Building A New House
Dec 10, 2020 10:27 pm
Hi everyone, hoping to find out if this is normal....
In addition the the HIA agreement, we’ve been provided with a 40 page contract (annexure A) and a 27 page contract (general specs) that removes/changes clauses in the HIA agreement, and add brand new clauses that seem to indemnify the owner (ie me) to situations outside of their control, or ask the owner (ie me) to provide guarantees. For example, I need to ensure that water is connected and that the water pressure is a certain water pressure. Or, I’m to be held liable of the existing retaining walls haven’t been built correctly (it’s a house and land package and the developer set up the retaining walls). Or, if there’s damage to kerbs caused by the builder, the owner is liable. Does this seem reasonable/normal?

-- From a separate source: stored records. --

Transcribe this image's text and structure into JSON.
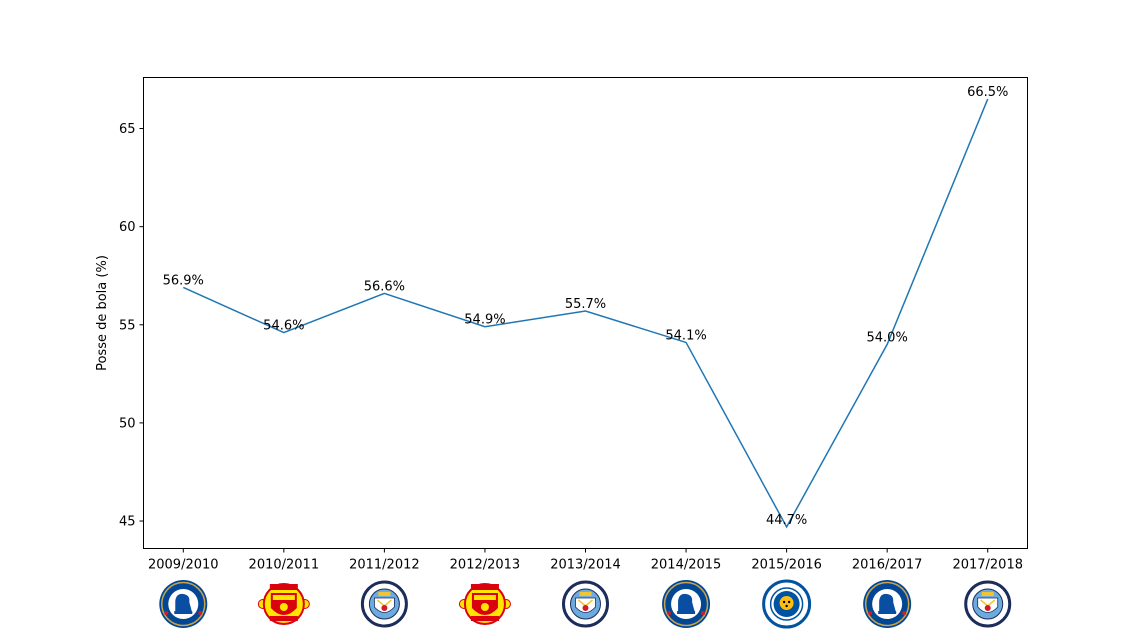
{
  "chart_data": {
    "type": "line",
    "title": "",
    "xlabel": "",
    "ylabel": "Posse de bola (%)",
    "categories": [
      "2009/2010",
      "2010/2011",
      "2011/2012",
      "2012/2013",
      "2013/2014",
      "2014/2015",
      "2015/2016",
      "2016/2017",
      "2017/2018"
    ],
    "values": [
      56.9,
      54.6,
      56.6,
      54.9,
      55.7,
      54.1,
      44.7,
      54.0,
      66.5
    ],
    "data_labels": [
      "56.9%",
      "54.6%",
      "56.6%",
      "54.9%",
      "55.7%",
      "54.1%",
      "44.7%",
      "54.0%",
      "66.5%"
    ],
    "yticks": [
      45,
      50,
      55,
      60,
      65
    ],
    "ylim": [
      43.6,
      67.6
    ],
    "grid": false,
    "legend": "none",
    "line_color": "#1f77b4",
    "champion_logos": [
      {
        "club": "Chelsea",
        "icon": "chelsea-crest-icon",
        "ring_text": "CHELSEA",
        "colors": {
          "ring": "#034694",
          "inner": "#0a4ea3",
          "accent": "#d11a2a"
        }
      },
      {
        "club": "Manchester United",
        "icon": "manchester-united-crest-icon",
        "ring_text": "MANCHESTER UNITED",
        "colors": {
          "ring": "#da020e",
          "inner": "#ffe500",
          "accent": "#000000"
        }
      },
      {
        "club": "Manchester City",
        "icon": "manchester-city-crest-icon",
        "ring_text": "MANCHESTER CITY",
        "colors": {
          "ring": "#1c2c5b",
          "inner": "#6cabdd",
          "accent": "#f4c430"
        }
      },
      {
        "club": "Manchester United",
        "icon": "manchester-united-crest-icon",
        "ring_text": "MANCHESTER UNITED",
        "colors": {
          "ring": "#da020e",
          "inner": "#ffe500",
          "accent": "#000000"
        }
      },
      {
        "club": "Manchester City",
        "icon": "manchester-city-crest-icon",
        "ring_text": "MANCHESTER CITY",
        "colors": {
          "ring": "#1c2c5b",
          "inner": "#6cabdd",
          "accent": "#f4c430"
        }
      },
      {
        "club": "Chelsea",
        "icon": "chelsea-crest-icon",
        "ring_text": "CHELSEA",
        "colors": {
          "ring": "#034694",
          "inner": "#0a4ea3",
          "accent": "#d11a2a"
        }
      },
      {
        "club": "Leicester City",
        "icon": "leicester-city-crest-icon",
        "ring_text": "LEICESTER CITY",
        "colors": {
          "ring": "#0053a0",
          "inner": "#ffffff",
          "accent": "#fdbe11"
        }
      },
      {
        "club": "Chelsea",
        "icon": "chelsea-crest-icon",
        "ring_text": "CHELSEA",
        "colors": {
          "ring": "#034694",
          "inner": "#0a4ea3",
          "accent": "#d11a2a"
        }
      },
      {
        "club": "Manchester City",
        "icon": "manchester-city-crest-icon",
        "ring_text": "MANCHESTER CITY",
        "colors": {
          "ring": "#1c2c5b",
          "inner": "#6cabdd",
          "accent": "#f4c430"
        }
      }
    ]
  }
}
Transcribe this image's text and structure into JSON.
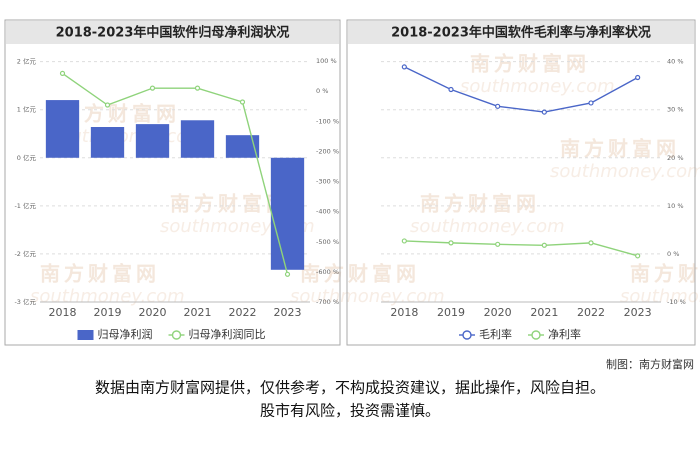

Has anyone had much luck getting these changed?
And, if we’re unable to agree on terms, what are the chances of getting our deposit back?
Thanks in advance!
Re: Building contract - unusual conditions favouring builder2
Dec 14, 2020 9:38 pm
I can not answer your question but our building contract was a standard HIA contract which had 50 pages; First 8 pages being cover, table of contents etc and last 42 pages were standard documents. One page of Schedule for special conditions by builder which were in addition/ changes to HIA contract. There were 5 special conditions altogether with one being COVID-19 related clause for extending build time. That was it. The technical specification document was seperate and it had 43 pages.
Re: Building contract - unusual conditions favouring builder3
Jan 05, 2021 1:29 am
Contractually it's pretty standard for them to seek an indemnity for things outside of their control - which in my view is fair. No one should be held liable for things outside of their control.
In my recently signed contract I too am held responsible for water pressure. I also think that it's fair that they should not be liable for retaining walls they did not build.
So, for example, if they build something and it cracks due to insufficient retaining walls, then you should have recourse to the person who built the retaining walls. The problem, of course, is that it might be difficult to prove fault (eg was the builder just a bad builder, which is why the wall cracked; or is it really the fault of the retaining walls).
This is exactly why some recommend getting the whole shooting match done by your builder - absolutely no questions then about who is at fault!